Et ce que n’avaient pu faire mon désespoir et mon insurrection, la vue du portrait de son frère le fit : elle s’amadoua un peu, me regardant avec moins de froideur. Même, j’aperçus comme un éclair de pitié illuminant ses yeux ternes ; elle contemplait tour à tour la toile et mon visage, et elle alla jusqu’à ajouter, d’une voix radoucie :

— Vous lui ressemblez beaucoup, à votre papa.

Elle avait dit cela très bas, comme à regret, et je sentis bien qu’elle eût préféré ne pas convenir de cette ressemblance ; la phrase devait lui être échappée malgré elle, frappée qu’elle était, certainement, de l’étonnante similitude existant entre la physionomie de mon père et la mienne.

Elle s’était mise à ranger des bouquets qui levaient leurs roses blanches, sur le marbre de sa commode, en deux grands vases placés sous le portrait, de chaque côté ; et, intéressée par ce soin qu’elle prenait avec tant de dévotion et qui me la rendait sympathique, je me coulai près d’elle, moins farouche, je demandai :

— C’est pour papa, ces fleurs ?

Elle répliqua :

— Et pour qui serait-ce ?

Seulement, une larme avait roulé sur sa joue, et elle s’attendrit au point de s’écrier en me prenant la main :

— Ah ! ma pauvre, pauvre enfant !

Alors, à mon tour, je serrai sa main et, pour la première fois depuis mon départ de la place du Béguinage, je me laissai aller à pleurer.
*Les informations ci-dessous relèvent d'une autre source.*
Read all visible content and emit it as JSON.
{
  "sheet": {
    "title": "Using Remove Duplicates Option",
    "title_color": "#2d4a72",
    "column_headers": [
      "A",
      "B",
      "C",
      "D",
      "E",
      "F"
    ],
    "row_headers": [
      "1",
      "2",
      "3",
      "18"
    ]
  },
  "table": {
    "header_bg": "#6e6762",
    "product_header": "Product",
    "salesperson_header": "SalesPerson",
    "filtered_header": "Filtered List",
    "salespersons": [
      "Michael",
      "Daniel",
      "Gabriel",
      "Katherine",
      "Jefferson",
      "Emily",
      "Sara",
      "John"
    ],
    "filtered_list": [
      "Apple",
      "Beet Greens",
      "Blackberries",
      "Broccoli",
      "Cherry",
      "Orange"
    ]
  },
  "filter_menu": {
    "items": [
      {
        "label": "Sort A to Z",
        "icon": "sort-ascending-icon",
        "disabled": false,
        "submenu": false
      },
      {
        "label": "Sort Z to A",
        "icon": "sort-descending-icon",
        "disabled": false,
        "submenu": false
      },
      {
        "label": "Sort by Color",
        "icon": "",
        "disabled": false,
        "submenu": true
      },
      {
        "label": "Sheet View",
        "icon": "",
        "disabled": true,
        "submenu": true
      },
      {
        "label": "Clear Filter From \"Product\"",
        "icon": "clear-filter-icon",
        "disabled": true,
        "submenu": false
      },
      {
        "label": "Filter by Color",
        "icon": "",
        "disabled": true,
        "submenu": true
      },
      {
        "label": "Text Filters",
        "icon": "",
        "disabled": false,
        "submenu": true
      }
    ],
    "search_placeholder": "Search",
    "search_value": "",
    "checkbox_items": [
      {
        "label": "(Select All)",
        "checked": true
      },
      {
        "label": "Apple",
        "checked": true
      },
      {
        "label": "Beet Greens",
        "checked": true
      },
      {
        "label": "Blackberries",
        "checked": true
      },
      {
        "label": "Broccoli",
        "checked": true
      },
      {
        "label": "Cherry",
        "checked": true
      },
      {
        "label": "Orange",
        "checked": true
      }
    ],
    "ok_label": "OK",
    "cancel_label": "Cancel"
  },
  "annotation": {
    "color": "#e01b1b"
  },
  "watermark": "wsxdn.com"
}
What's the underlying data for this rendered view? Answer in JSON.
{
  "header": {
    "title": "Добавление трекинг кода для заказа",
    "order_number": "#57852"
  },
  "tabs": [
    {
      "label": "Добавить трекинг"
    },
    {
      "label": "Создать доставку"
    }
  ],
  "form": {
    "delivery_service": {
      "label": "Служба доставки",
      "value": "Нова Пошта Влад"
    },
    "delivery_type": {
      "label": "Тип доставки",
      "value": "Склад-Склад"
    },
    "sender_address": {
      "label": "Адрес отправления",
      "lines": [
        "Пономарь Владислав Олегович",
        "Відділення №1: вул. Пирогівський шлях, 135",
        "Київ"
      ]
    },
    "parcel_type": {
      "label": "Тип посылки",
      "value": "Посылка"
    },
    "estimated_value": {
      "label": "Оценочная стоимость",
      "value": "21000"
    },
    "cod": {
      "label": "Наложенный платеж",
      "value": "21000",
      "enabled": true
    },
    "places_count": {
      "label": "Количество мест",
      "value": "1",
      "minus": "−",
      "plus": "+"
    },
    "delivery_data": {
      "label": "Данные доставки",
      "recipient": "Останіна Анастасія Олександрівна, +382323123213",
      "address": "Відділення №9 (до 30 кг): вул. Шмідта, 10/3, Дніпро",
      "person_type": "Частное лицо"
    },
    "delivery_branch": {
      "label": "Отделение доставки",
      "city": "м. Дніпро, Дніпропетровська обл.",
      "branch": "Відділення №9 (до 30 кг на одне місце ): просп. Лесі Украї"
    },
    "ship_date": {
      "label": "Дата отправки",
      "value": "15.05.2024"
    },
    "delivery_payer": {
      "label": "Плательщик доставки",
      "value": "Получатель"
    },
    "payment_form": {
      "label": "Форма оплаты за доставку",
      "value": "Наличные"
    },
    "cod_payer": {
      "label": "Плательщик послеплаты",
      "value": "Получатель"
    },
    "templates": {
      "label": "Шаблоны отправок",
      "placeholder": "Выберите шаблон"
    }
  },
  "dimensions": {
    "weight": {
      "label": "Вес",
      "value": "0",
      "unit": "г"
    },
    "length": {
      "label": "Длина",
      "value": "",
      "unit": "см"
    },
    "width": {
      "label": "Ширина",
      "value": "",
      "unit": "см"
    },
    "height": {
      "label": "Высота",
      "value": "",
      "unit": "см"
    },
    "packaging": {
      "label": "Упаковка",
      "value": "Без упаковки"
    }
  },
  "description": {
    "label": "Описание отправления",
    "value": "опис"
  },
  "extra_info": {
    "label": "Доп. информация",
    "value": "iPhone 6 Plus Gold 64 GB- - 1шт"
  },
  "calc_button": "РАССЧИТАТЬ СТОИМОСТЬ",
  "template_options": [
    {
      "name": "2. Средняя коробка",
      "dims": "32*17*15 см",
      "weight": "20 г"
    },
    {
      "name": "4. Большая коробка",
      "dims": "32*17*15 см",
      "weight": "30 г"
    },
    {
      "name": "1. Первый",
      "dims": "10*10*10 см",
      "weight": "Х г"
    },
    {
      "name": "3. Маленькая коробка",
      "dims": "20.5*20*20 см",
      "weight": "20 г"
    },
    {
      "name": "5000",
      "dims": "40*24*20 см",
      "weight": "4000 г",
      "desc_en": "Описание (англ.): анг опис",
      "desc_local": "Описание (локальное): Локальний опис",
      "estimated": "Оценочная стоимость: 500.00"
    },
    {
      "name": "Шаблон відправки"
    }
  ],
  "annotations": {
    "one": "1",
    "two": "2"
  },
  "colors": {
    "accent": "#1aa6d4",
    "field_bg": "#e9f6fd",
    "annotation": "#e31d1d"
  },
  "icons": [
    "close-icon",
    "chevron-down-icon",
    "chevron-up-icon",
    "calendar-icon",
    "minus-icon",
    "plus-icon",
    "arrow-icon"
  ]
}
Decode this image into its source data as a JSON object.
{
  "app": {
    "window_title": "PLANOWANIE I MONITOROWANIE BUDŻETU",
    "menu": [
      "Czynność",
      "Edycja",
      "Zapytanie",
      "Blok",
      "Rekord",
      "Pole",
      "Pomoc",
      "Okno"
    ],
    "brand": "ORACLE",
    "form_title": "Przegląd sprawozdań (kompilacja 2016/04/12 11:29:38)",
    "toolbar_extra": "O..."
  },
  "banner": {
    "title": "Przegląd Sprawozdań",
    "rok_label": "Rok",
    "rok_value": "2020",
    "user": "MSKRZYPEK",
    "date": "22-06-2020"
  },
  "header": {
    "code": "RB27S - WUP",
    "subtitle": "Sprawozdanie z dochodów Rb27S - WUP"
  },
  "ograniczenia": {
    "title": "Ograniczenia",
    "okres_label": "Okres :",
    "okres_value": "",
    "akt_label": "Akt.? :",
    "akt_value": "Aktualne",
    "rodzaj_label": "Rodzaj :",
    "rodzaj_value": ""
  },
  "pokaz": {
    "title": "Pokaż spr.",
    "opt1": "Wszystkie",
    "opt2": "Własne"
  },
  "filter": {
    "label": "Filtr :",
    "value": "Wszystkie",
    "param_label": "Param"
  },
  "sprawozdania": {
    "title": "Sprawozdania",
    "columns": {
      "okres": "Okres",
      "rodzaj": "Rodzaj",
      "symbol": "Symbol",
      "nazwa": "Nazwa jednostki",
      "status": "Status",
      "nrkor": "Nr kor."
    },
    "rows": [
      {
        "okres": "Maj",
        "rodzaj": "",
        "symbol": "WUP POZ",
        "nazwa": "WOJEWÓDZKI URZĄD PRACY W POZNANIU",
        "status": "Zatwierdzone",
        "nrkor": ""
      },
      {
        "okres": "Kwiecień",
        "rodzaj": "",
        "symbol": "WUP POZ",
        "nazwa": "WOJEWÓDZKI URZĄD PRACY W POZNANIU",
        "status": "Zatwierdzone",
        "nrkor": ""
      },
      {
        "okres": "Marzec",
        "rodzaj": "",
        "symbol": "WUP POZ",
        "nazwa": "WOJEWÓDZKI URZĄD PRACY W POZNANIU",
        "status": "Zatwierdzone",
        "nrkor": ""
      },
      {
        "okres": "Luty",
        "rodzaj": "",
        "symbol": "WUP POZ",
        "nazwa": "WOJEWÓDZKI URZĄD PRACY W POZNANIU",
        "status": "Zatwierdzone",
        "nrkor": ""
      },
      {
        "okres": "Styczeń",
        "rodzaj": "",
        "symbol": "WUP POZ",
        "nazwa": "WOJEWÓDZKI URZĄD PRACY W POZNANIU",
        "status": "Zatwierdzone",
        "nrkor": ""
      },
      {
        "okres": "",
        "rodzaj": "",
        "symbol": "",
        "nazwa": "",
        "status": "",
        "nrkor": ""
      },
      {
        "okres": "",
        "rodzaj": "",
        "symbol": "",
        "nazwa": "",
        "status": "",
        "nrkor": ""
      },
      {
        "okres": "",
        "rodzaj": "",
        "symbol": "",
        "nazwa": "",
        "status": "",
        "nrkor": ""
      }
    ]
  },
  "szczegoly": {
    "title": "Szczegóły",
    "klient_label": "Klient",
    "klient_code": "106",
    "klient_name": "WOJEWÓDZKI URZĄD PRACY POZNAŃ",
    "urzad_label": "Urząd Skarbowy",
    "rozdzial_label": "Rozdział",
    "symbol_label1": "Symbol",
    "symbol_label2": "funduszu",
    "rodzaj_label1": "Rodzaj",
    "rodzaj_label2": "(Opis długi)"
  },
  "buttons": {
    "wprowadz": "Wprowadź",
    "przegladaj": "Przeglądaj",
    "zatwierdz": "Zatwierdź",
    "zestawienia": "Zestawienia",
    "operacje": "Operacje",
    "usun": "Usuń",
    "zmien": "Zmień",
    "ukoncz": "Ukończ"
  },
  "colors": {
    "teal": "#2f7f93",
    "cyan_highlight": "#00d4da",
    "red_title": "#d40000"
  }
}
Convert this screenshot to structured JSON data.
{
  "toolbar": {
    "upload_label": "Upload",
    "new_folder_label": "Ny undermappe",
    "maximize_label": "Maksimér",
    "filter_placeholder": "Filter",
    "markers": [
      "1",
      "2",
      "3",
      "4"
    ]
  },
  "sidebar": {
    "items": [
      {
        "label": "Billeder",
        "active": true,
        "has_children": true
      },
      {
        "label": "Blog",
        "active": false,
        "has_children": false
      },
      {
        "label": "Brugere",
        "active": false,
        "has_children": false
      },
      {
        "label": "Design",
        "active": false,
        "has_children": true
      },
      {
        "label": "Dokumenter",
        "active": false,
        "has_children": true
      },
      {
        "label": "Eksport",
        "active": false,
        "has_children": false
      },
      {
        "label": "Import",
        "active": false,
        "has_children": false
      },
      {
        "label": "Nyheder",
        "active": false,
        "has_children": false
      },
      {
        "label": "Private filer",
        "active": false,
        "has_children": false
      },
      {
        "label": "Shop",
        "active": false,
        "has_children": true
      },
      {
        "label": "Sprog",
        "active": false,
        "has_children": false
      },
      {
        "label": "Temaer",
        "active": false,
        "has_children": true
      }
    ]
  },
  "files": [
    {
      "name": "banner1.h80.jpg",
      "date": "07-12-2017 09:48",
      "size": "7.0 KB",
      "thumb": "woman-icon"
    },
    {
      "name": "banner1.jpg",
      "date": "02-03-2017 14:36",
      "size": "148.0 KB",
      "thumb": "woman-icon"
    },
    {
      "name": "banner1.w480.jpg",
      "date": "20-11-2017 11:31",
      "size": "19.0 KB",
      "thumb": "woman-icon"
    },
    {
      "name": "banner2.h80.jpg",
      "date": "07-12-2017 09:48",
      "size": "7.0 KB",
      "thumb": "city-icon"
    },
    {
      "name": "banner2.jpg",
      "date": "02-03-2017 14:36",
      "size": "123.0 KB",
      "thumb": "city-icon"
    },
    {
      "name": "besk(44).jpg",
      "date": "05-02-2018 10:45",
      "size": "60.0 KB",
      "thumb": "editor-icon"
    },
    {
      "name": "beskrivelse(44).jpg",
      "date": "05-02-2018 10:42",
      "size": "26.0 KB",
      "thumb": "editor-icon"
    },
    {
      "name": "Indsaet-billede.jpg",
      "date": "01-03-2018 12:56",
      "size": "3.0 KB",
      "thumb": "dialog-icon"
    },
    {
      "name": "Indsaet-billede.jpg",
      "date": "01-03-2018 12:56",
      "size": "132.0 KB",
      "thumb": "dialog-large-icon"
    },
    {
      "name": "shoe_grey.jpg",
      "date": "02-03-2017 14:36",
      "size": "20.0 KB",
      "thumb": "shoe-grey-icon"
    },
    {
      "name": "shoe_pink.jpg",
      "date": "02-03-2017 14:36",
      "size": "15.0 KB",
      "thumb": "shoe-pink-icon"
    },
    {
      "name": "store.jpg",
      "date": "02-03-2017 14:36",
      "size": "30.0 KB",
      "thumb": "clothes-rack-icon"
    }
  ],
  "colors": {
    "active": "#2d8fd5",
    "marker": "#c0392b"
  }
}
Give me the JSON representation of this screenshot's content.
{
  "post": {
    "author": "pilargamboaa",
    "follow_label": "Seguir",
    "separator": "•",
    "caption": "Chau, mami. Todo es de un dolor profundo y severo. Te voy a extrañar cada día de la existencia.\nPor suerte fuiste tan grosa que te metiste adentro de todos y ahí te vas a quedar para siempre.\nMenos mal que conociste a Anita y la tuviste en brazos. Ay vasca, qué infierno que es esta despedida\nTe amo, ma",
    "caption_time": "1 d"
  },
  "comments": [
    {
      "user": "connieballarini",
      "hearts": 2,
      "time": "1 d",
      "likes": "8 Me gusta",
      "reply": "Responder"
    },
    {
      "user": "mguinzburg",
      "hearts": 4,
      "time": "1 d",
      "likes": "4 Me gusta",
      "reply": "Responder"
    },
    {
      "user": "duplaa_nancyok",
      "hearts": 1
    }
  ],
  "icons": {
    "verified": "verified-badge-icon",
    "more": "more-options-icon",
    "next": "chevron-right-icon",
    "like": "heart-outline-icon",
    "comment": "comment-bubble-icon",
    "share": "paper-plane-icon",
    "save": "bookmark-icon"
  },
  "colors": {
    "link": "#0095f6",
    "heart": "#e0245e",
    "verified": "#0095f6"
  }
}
Je pleurai tant, et d’un tel cœur, et durant si longtemps que j’en étais comme suffoquée.

Heureusement, ma tante eut une inspiration divine ou, plutôt, simplement, maternelle : elle alla chercher au fond de la malle à moitié vidée, Mlle Zoone, ma poupée, et elle me la mit dans les bras. Cette présence d’une vieille chose qui, toujours, m’avait distraite, avec laquelle j’avais joué et que j’aimais passionnément, me calma un peu. Je consentis à me laisser enlever ma coiffure, baigner les yeux, laver les mains… et quand nous descendîmes pour le souper, j’étais sinon résignée, au moins très convenable.